In a statistics class there are 18 juniors and 10 seniors; 6 of the seniors are females and 12 of the juniors are males. If a student is selected at random, find the probability of selecting the following.
a. A junior or a female
b. A senior or a female
c. A junior or a senior

Answer 1

Answer:

a) 0.857

b) 0.571

c) 1

Step-by-step explanation:

Based on the data given, we have

• 18 juniors
• 10 seniors
• 6 female seniors
• 10-6 = 4 male seniors
• 12 junior males
• 18-12 = 6 junior female
• 6+6 = 12 female
• 4+12 = 16 male
• A total of 28 students

The probability of each union of events is obtained by summing the probabilities of the separated events and substracting the intersection.
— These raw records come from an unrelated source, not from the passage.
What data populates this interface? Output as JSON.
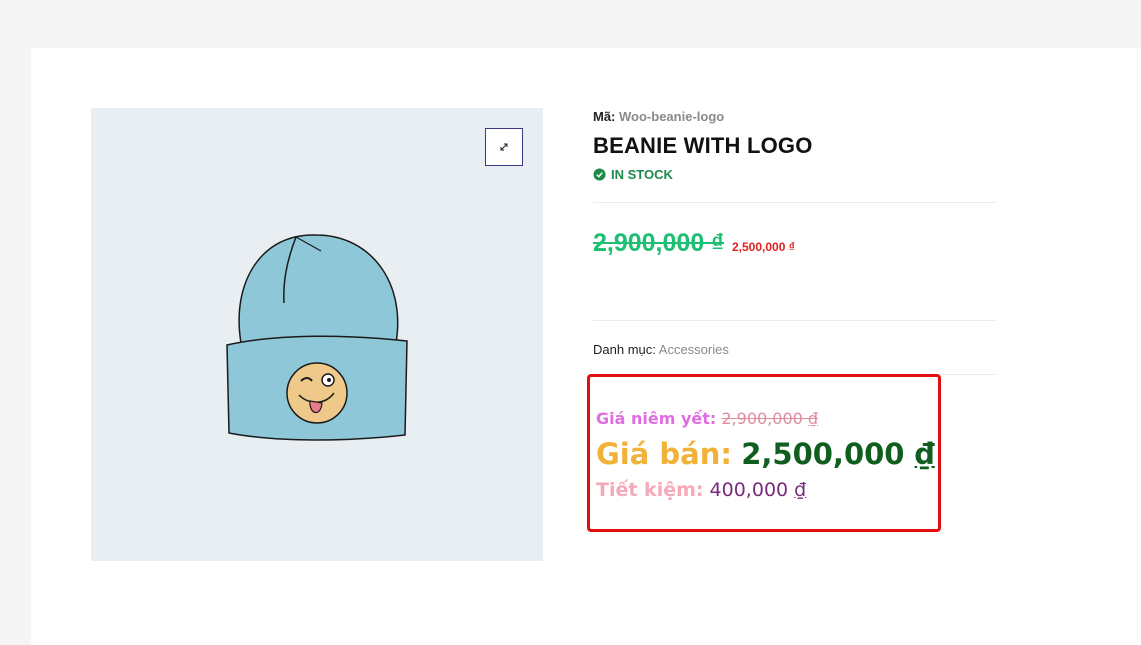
{
  "product": {
    "sku_label": "Mã:",
    "sku_value": "Woo-beanie-logo",
    "title": "BEANIE WITH LOGO",
    "stock_status": "IN STOCK",
    "price_regular": "2,900,000 ₫",
    "price_sale": "2,500,000 ₫",
    "category_label": "Danh mục:",
    "category_value": "Accessories"
  },
  "promo": {
    "listed_label": "Giá niêm yết:",
    "listed_value": "2,900,000",
    "sale_label": "Giá bán:",
    "sale_value": "2,500,000",
    "save_label": "Tiết kiệm:",
    "save_value": "400,000",
    "currency": "₫"
  },
  "colors": {
    "stock_green": "#1d8a4a",
    "regular_price_green": "#1dbf73",
    "sale_price_red": "#e02020",
    "highlight_border_red": "#e01010"
  },
  "icons": {
    "zoom": "expand-icon",
    "stock": "check-circle-icon"
  }
}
I will abbreviate female by F, junior by J, male by M, senior by S. We have

• P(J U F) = P(J) + P(F) - P(JF) = 18/28+12/28-6/28 = 24/28 = 0.857

• P(S U F) = P(S) + P(F) - P(SF) = 10/28 + 12/28 - 6/28 = 16/28 = 0.571

• P(J U S) = P(J) + P(S) - P(JS) = 18/28 + 10/28 - 0 = 1

Note that a student cant be Junior and Senior at the same time, so the probability of the combined event is 0. The probability of the union is 1 because every student is either Junior or Senior.